Alda is practiced at getting scientists to explain their research to a broad audience. The longtime MAS*H actor hosted Scientific American Frontiers (produced in association with this magazine) on PBS for more than 11 years. The program took viewers to research sites and inside laboratories, with Alda as their inquisitive guide. In this book, he proposes improv classes for scientists in which they participate in games that require close observation, active listening and mirroring emotions. Afterward, the scientists become more at ease and in touch when addressing a group. Alda also discusses the science behind what makes a good communicator and offers advice from experts on effective storytelling, all in hopes of better conveying research to the public. —Andrea Marks
American Eclipse: A Nation’s Epic Race to Catch the Shadow of the Moon and Win the Glory of the World by David Baron. Liveright, 2017 ($27.95)
Total eclipses in which the moon completely obscures the sun are rare, only gracing any given part of the planet once every 360 years on average (at least 12 states in the U.S. will be able to witness one in August). In antiquity, they were often interpreted as omens of doom, but the eclipse that occurred over the American West in 1878 signified the young nation’s arrival as a global scientific power. Baron, an award-winning journalist, uses exhaustive research to reconstruct a remarkable chapter of U.S. history. He tells the surprising story of how the eclipse spurred three icons of the 19th century—inventor Thomas Edison, planet hunter James Craig Watson, and astronomer and women’s-rights crusader Maria Mitchell—to trek into the wild Western frontier to observe it. —Lee Billings
Where do babies come from? People pondered this question for millennia, yet it was not until 1875 that an answer finally materialized. Science journalist Dolnick documents the centuries-long hunt for answers by intrepid scientists who charged forward, only to be drawn, time and again, into misguided hypotheses and off-base conclusions. Some spent decades convinced, for example, that tiny, fully formed humans are tucked inside eggs and sperm like an infinite set of Russian nesting dolls. Fights broke out, and sides were chosen, as these scientists circled a truth that was simply too far-fetched for them to grasp. Dolnick weaves a suspenseful tale of discovery, failure and often just plain weirdness while never losing sight of the mystery at hand. —Catherine Caruso
Inferior: How Science Got Women Wrong—And the New Research That’s Rewriting the Story by Angela Saini. Beacon Press, 2017 ($25.95)

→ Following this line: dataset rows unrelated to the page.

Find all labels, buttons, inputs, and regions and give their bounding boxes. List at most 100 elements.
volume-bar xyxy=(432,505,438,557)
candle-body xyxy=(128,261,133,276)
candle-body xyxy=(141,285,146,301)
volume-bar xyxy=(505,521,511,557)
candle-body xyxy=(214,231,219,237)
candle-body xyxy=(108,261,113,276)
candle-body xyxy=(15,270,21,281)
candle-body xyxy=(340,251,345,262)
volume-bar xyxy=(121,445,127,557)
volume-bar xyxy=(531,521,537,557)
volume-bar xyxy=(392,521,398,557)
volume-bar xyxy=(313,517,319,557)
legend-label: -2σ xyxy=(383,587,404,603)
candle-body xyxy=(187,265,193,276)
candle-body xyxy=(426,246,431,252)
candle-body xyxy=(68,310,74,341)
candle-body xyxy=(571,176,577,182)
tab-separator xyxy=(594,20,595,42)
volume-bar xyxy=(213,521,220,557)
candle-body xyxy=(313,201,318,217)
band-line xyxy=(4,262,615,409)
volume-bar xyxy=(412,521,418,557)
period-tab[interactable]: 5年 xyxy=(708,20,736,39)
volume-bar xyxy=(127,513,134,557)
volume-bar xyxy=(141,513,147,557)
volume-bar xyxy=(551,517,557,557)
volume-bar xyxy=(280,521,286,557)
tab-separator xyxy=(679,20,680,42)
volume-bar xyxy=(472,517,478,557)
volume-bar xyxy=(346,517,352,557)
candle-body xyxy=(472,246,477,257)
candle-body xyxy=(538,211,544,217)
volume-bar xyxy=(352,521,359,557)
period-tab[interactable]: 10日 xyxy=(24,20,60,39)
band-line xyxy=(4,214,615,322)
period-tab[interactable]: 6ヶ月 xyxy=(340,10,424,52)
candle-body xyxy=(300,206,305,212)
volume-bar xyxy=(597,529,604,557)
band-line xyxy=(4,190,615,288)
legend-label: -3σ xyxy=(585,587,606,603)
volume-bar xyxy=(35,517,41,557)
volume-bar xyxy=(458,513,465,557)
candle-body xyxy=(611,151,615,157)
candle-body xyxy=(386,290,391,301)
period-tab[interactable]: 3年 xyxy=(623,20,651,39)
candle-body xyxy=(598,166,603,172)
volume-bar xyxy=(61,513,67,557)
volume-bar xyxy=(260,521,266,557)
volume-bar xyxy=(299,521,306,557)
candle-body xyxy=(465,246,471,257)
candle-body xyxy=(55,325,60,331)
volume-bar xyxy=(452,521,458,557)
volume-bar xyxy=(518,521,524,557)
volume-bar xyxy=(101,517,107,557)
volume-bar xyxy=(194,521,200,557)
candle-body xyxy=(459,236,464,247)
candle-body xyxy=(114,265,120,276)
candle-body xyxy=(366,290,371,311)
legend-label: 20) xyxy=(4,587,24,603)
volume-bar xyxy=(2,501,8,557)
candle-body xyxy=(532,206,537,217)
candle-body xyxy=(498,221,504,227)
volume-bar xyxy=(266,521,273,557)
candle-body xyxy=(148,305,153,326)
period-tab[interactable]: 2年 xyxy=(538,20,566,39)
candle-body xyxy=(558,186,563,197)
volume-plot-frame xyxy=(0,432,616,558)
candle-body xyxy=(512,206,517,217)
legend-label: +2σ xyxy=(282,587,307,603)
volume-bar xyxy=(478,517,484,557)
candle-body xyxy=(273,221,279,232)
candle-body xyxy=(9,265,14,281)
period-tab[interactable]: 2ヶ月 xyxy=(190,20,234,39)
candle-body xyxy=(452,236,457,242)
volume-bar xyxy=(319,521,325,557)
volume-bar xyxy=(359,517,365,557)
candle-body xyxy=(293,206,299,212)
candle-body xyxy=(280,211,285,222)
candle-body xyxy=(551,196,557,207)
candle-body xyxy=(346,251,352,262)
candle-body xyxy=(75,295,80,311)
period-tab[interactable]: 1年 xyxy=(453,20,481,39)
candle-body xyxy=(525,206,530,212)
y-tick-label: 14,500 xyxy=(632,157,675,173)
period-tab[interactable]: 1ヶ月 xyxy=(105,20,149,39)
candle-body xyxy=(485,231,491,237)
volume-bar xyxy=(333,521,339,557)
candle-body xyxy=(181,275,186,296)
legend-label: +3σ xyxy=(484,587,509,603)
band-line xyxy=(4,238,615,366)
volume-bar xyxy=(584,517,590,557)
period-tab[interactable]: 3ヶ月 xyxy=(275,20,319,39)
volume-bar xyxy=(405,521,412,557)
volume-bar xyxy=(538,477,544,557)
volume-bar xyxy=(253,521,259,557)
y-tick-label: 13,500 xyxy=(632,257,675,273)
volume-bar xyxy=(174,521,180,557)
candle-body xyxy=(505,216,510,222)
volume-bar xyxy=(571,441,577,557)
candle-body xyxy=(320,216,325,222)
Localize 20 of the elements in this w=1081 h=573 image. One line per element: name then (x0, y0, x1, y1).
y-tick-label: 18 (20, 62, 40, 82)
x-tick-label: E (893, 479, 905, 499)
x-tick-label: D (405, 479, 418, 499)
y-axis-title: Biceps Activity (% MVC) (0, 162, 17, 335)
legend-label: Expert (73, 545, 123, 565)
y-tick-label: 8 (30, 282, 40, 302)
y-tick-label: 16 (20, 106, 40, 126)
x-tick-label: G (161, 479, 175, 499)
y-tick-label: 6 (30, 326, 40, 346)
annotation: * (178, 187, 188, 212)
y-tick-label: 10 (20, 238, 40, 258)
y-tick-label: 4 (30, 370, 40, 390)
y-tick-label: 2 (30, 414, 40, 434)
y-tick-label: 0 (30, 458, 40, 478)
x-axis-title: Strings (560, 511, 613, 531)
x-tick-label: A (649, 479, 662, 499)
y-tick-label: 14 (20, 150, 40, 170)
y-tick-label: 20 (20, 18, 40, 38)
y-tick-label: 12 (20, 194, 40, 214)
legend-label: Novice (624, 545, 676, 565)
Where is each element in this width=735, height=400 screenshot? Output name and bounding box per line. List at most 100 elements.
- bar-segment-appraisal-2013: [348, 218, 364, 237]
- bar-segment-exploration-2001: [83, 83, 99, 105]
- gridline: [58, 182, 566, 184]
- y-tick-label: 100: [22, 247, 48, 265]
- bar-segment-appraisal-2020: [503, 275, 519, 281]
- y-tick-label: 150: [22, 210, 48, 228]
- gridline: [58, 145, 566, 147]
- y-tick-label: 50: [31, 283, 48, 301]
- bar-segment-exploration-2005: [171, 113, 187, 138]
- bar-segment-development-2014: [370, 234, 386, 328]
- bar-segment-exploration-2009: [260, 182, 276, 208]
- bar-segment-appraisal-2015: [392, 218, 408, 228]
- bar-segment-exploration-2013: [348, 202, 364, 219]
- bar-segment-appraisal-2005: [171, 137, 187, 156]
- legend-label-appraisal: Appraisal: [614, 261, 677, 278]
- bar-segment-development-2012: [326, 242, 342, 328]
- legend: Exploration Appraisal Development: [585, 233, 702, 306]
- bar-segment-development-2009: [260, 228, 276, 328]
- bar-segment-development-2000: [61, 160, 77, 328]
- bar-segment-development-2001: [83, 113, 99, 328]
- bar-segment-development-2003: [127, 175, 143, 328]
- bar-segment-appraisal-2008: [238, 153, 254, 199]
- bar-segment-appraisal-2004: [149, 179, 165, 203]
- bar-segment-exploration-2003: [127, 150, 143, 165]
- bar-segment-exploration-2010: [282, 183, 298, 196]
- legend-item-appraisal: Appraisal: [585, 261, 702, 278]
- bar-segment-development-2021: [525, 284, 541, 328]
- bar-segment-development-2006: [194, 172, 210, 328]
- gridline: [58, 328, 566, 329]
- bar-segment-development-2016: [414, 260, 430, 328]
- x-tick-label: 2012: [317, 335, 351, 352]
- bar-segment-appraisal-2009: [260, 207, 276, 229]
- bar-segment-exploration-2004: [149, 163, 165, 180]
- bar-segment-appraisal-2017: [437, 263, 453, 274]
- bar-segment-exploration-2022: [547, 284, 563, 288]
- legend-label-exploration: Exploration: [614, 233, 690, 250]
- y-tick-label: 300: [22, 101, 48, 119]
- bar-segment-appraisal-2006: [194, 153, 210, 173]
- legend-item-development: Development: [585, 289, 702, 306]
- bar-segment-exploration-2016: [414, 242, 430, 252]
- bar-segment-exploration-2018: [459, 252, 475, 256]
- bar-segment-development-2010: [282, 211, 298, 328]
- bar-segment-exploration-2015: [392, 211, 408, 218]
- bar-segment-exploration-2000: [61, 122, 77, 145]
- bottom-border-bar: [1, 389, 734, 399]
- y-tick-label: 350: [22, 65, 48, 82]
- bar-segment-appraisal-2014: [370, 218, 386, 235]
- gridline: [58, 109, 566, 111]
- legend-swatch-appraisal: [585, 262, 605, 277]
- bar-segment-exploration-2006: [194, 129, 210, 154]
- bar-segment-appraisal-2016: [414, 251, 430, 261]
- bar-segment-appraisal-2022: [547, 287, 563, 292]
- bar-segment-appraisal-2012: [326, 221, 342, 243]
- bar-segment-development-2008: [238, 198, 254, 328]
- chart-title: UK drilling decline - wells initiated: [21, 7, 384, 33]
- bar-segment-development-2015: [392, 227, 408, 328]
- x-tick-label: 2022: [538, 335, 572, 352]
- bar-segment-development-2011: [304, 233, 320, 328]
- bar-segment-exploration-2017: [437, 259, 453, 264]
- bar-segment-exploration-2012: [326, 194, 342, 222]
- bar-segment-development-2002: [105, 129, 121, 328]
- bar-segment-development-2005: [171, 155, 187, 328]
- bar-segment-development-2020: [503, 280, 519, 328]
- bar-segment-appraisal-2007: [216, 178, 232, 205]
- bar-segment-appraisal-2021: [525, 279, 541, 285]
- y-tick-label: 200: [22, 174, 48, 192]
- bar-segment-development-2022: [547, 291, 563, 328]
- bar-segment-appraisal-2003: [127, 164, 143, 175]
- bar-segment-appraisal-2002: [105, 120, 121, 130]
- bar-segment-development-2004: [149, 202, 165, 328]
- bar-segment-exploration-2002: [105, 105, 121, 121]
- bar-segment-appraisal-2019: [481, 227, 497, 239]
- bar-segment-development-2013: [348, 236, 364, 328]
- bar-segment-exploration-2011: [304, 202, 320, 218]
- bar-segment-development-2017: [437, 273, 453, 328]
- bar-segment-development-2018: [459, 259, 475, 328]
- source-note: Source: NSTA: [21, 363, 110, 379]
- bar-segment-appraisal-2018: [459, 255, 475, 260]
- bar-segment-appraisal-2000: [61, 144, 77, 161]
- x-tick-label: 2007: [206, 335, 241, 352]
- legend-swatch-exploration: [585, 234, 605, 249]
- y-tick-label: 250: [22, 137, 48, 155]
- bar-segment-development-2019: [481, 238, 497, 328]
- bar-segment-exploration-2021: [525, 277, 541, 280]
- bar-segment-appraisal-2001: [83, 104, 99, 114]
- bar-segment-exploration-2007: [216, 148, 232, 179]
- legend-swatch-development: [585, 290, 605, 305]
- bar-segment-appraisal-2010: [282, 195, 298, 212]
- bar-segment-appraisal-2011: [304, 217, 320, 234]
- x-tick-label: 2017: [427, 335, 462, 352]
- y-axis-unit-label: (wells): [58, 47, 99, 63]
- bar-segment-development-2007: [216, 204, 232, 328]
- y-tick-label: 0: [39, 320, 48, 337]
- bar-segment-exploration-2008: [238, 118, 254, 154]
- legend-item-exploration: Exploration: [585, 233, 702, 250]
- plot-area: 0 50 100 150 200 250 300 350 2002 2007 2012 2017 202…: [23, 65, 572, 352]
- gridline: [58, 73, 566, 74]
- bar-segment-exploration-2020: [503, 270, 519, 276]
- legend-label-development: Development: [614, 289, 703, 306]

The Enlightenment brought revolutions in science, philosophy and art while ushering in respect for human reason over religious faith. But the era also created a narrative about women—that they are intellectually inferior to men. Indeed, science itself is an establishment rooted in exclusion, writes science journalist Saini, citing a long history of unrecognized achievement by women scientists: Lise Meitner, Rosalind Franklin and Emmy Noether, to name a few. The process of science is also riddled with inherent biases that have done nothing to improve society’s views of women. Neurosexism, for example, is a term that describes scientific studies that fall back on gender stereotypes. New science and awareness are overturning a great deal of flawed thinking, as Saini shows, but there is still a long way to go.